Both very good cases, Hard choice really. But if I had to chose I would say the HAF

But I am partial to coolermaster cases


----------



## JimE (Apr 16, 2009)

Cooler Master would always be my first choice. And on a blind recommendation I purchased the COOLER MASTER RC-692-KKN2 CM690 II for my new PC that I built last month. VERY nice case, plenty of room, and it's blacked out (ie: no bare metal).

Newegg.com - COOLER MASTER RC-692-KKN2 CM690 II Advanced Black Steel ATX Mid Tower Computer Case


----------



## Tumbleweed36 (May 14, 2005)

I would also select the Coolermaster case in this instance.


----------



## shotgn (Aug 10, 2008)

The one *Dogg* linked is a very nice case. I have used 2 of them in past builds.


----------



## dont-have-a-cow (Dec 24, 2010)

Ok, thanks guys!

I quite like the transparent panel on the side of the Antec case, but the Cooler Master one is a bit bigger so might be a bit easier for me to install everything in. Still unsure about which one to go for as it seems like you guys are just saying the Cooler Master out of personal preference?


----------



## Amd_Man (Jan 27, 2009)

I use the Cooler Master CM 690 II and it is an awesom case! Room for plenty of cooling fans and cable management. Strong and sturdy case!

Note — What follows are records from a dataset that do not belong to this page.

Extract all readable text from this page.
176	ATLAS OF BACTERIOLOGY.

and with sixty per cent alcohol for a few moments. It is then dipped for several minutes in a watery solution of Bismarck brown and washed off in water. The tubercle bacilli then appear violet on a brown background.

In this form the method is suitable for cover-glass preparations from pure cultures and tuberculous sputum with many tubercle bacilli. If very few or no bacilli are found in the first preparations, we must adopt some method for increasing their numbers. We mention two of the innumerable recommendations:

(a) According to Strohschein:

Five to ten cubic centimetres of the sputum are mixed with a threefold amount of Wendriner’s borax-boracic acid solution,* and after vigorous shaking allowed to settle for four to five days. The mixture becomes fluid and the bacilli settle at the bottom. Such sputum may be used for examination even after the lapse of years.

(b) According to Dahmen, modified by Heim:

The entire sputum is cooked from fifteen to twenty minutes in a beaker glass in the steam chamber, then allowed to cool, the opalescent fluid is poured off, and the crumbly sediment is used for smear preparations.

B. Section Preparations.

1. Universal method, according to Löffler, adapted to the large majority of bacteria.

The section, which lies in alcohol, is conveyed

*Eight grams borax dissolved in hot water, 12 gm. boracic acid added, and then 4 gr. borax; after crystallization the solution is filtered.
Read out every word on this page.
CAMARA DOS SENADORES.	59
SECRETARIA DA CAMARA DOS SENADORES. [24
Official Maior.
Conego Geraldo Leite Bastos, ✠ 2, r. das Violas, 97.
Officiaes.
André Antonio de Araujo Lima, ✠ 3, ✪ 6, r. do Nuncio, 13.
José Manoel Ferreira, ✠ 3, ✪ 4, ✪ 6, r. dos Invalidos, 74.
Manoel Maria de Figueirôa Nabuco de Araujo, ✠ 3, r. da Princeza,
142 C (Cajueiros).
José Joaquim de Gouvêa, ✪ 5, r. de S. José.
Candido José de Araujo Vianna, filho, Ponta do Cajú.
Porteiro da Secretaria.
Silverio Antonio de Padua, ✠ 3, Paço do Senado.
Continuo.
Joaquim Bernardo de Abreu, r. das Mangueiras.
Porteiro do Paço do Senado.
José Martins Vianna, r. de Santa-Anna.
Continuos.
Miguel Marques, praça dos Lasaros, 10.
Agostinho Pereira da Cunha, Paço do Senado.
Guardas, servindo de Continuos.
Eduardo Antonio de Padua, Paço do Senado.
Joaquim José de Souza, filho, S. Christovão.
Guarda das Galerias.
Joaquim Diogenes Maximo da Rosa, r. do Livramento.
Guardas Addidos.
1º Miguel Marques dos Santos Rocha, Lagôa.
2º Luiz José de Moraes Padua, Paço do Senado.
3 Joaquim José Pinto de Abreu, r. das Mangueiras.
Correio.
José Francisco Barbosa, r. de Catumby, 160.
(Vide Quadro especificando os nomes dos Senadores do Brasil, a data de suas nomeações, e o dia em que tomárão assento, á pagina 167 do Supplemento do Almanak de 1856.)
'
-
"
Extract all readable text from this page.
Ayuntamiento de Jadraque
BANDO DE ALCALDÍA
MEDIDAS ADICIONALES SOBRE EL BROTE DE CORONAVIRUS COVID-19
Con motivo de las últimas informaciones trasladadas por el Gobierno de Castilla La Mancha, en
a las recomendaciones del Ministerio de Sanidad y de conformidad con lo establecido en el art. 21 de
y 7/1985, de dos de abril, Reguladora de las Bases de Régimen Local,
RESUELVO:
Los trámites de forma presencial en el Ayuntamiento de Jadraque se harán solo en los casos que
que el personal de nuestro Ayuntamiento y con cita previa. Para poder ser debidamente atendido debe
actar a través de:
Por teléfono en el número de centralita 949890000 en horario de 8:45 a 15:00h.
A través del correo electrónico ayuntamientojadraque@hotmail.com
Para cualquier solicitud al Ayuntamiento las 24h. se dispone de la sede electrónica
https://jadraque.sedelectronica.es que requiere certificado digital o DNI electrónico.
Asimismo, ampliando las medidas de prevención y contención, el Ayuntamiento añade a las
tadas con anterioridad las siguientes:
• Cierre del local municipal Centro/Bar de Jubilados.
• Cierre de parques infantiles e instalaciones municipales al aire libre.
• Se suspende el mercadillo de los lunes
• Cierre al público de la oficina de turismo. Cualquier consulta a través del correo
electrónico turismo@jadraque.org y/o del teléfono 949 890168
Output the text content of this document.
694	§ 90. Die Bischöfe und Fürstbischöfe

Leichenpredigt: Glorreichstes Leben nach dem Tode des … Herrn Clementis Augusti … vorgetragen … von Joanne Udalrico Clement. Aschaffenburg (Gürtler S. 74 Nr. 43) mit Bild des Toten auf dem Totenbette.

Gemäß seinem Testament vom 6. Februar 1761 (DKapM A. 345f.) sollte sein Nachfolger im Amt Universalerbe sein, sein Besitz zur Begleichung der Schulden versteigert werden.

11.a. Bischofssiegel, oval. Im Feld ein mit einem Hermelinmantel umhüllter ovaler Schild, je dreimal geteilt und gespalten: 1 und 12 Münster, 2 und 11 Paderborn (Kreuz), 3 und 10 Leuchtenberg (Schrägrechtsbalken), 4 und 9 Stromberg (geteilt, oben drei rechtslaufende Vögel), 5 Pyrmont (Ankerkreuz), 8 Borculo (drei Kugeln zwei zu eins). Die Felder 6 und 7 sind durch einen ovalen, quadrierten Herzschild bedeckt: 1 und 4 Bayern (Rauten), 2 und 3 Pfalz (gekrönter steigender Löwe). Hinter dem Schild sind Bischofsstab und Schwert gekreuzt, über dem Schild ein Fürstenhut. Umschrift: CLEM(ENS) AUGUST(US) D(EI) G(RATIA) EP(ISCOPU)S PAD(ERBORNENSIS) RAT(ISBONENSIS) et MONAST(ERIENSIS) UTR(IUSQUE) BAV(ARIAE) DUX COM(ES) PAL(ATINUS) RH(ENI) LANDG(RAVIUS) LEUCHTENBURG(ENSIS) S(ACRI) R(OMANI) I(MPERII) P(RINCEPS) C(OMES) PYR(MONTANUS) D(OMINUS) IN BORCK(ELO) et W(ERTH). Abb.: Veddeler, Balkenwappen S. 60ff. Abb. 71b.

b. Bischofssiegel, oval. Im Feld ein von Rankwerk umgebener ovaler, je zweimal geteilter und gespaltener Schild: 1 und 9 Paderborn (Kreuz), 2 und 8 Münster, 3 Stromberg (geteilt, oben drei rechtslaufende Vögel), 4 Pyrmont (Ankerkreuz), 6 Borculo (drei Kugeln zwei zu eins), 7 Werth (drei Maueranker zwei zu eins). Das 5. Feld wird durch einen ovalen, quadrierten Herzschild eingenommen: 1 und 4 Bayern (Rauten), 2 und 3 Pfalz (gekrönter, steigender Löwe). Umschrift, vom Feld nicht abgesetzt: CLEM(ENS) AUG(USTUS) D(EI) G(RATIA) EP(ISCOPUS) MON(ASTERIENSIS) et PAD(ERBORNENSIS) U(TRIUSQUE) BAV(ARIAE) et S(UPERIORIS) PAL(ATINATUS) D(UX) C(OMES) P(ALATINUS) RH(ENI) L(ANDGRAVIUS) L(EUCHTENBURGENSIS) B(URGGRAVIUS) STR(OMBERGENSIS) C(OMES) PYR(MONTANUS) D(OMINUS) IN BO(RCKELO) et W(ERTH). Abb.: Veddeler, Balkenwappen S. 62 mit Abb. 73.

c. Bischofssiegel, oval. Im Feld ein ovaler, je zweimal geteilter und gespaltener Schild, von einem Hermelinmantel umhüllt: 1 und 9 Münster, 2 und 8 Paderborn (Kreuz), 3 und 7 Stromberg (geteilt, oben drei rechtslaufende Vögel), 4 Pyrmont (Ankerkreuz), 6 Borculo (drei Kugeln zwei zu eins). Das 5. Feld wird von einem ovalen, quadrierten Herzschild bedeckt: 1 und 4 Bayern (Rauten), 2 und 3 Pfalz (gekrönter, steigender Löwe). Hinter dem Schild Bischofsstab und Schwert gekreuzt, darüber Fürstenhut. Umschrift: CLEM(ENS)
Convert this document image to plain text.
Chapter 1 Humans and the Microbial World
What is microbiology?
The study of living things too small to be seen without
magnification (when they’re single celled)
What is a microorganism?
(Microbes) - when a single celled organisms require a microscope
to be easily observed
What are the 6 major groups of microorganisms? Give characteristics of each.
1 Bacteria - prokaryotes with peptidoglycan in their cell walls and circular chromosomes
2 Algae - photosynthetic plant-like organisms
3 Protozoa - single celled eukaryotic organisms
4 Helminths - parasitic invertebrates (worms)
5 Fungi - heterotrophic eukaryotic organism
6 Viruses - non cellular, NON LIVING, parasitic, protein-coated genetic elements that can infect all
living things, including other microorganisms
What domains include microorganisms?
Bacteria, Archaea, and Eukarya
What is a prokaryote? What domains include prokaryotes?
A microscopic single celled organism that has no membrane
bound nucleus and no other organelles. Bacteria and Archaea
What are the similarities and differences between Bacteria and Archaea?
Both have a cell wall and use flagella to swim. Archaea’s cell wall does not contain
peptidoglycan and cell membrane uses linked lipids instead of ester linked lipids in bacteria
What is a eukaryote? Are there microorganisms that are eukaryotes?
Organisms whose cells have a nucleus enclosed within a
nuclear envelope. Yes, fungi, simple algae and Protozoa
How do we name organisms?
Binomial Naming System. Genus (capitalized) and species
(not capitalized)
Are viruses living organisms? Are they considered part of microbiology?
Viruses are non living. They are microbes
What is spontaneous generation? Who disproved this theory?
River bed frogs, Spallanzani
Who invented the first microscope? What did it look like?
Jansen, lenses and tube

CM 690 II Basic - Cooler Master


----------



## MPR (Aug 28, 2010)

don't-have-a-cow said:


> OK, thanks guys!
> 
> ... personal preference


Therein lies the answer. Case choice depends mostly on what "extra" features you like or specifically need since most any ATX case will adequately support a standard build. You Tube has dozens (if not hundreds) of case review videos. Check out a few and see which you like then download the manuals and compare specs.


----------



## JimE (Apr 16, 2009)

Almost every part of the computer is chosen out of "personal preference". I don't know what other answer you expect. 

With that said, of the dozens of cases that I've used, my personal cases are always Cooler Master. Once you find something you like and that always works well, there is no reason to switch.

On a side note, while a window "looks cool", it has nothing to do with the performance of the case. Most people don't even have their desk/PC setup in such a way to make a window even visible.


----------



## Amd_Man (Jan 27, 2009)

I agree with Dogg! I've built hundreds of computers and have used dozens and dozens of different cases. Cooler Master is by far the best that I've used. I won't use anything else. They have features that would cost twice as much in other name brands.


----------



## shotgn (Aug 10, 2008)

Dogg said:


> On a side note, while a window "looks cool", it has nothing to do with the performance of the case.


Really? I always thought it made mine run faster :grin:


----------



## dont-have-a-cow (Dec 24, 2010)

I've decided that I will go for the Cooler Master. Thanks for all the input!


----------